As any hope for future public funding of the Loop Trolley is tossed around like a hot potato by local leaders, the question of accountability is quickly moving to the forefront.

While it may not be a foregone conclusion that the Trolley’s demise is imminent, many are already asking who is to blame and whether the Trolley’s failure will have lasting impact on the area.

The St. Louis County Council is hoping federal officials will get involved to answer that last question and hold those behind the Loop Trolley project responsible.

Council member Mark Harder [R-District 7] was the first official to not only rebuff any notion of more county funding for the project but also call for an investigation.

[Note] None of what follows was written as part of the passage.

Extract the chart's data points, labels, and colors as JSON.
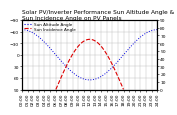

In a resolution Harder introduced at the Oct. 22 council meeting, the council requested assistance from federal officials in taking a closer look at how the once-promising transportation project came to a point of impending insolvency.

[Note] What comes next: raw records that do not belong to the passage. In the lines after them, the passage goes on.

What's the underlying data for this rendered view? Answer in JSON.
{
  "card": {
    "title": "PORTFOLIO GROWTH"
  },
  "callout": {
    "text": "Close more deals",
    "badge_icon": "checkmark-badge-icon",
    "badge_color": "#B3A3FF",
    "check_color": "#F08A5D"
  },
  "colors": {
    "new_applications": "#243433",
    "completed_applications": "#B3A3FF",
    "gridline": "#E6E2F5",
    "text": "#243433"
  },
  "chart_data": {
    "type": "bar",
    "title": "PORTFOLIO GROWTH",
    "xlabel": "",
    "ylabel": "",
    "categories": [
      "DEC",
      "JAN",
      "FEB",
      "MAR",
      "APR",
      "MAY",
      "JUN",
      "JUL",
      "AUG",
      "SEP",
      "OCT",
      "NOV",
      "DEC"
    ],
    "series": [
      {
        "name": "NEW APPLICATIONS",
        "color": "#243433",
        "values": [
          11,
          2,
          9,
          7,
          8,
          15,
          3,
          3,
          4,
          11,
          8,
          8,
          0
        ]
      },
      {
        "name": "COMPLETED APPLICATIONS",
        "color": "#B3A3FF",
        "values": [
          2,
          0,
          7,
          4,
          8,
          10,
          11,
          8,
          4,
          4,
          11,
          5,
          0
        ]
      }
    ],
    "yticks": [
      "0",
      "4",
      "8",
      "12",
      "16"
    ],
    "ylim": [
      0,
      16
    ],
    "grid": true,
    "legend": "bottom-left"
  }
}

“It would be appropriate to subject the Loop Trolley project to a federal audit given that it yet again finds itself in an unsustainable financial position,” the resolution read in part.

The Loop Trolley began with an ambitious vision to connect many diverse neighborhoods in the Greater St. Louis area with a central means of transit that would also spur economic development along the route. But like so many ambitious projects throughout history, the Loop Trolley has been mired in setbacks and bad luck.

Loop Trolley [Facebook photo]
Loop Trolley [Facebook photo]

While the Loop Trolley found support among public officials, private investment has been much slower to develop. According to records provided by a Loop Trolley spokesperson, over $51 million dollars has been invested in the project from a variety of both federal and local sources. That includes $3 million dollars from St. Louis County.

All the while private investment, which includes two separate loans for $100,000 each from “private supporters,” has amounted to a mere $900,000 of the Trolley’s overall financial commitment. If insolvency is inevitable, it will be mostly public dollars that are lost.

The people behind the Loop Trolley continue to believe the project has yet to realize its full potential and that its best days could still be ahead.

“We hope the council will move forward on the Loop Trolley Company’s request to convene a meeting of the Committee of the Whole so we can answer any questions regarding LTC’s finances and relationship with Loop Trolley TDD, present more detailed information and discuss how we might work with St. Louis County, the city of St. Louis and Loop Trolley Transportation Development District to devise a path to give this $52 million asset an opportunity to realize its potential as a connector of St. Louis neighborhoods,” Loop Trolley Company Board President John Meyer said in a statement provided to the press.

The resolution by the St. Louis County Council was passed unanimously. Whether it will ultimately result in an audit or investigation by federal officials is yet to be seen. However, despite continued pleas by supporters of the Loop Trolley project, no county officials have indicated any willingness to support additional public funding.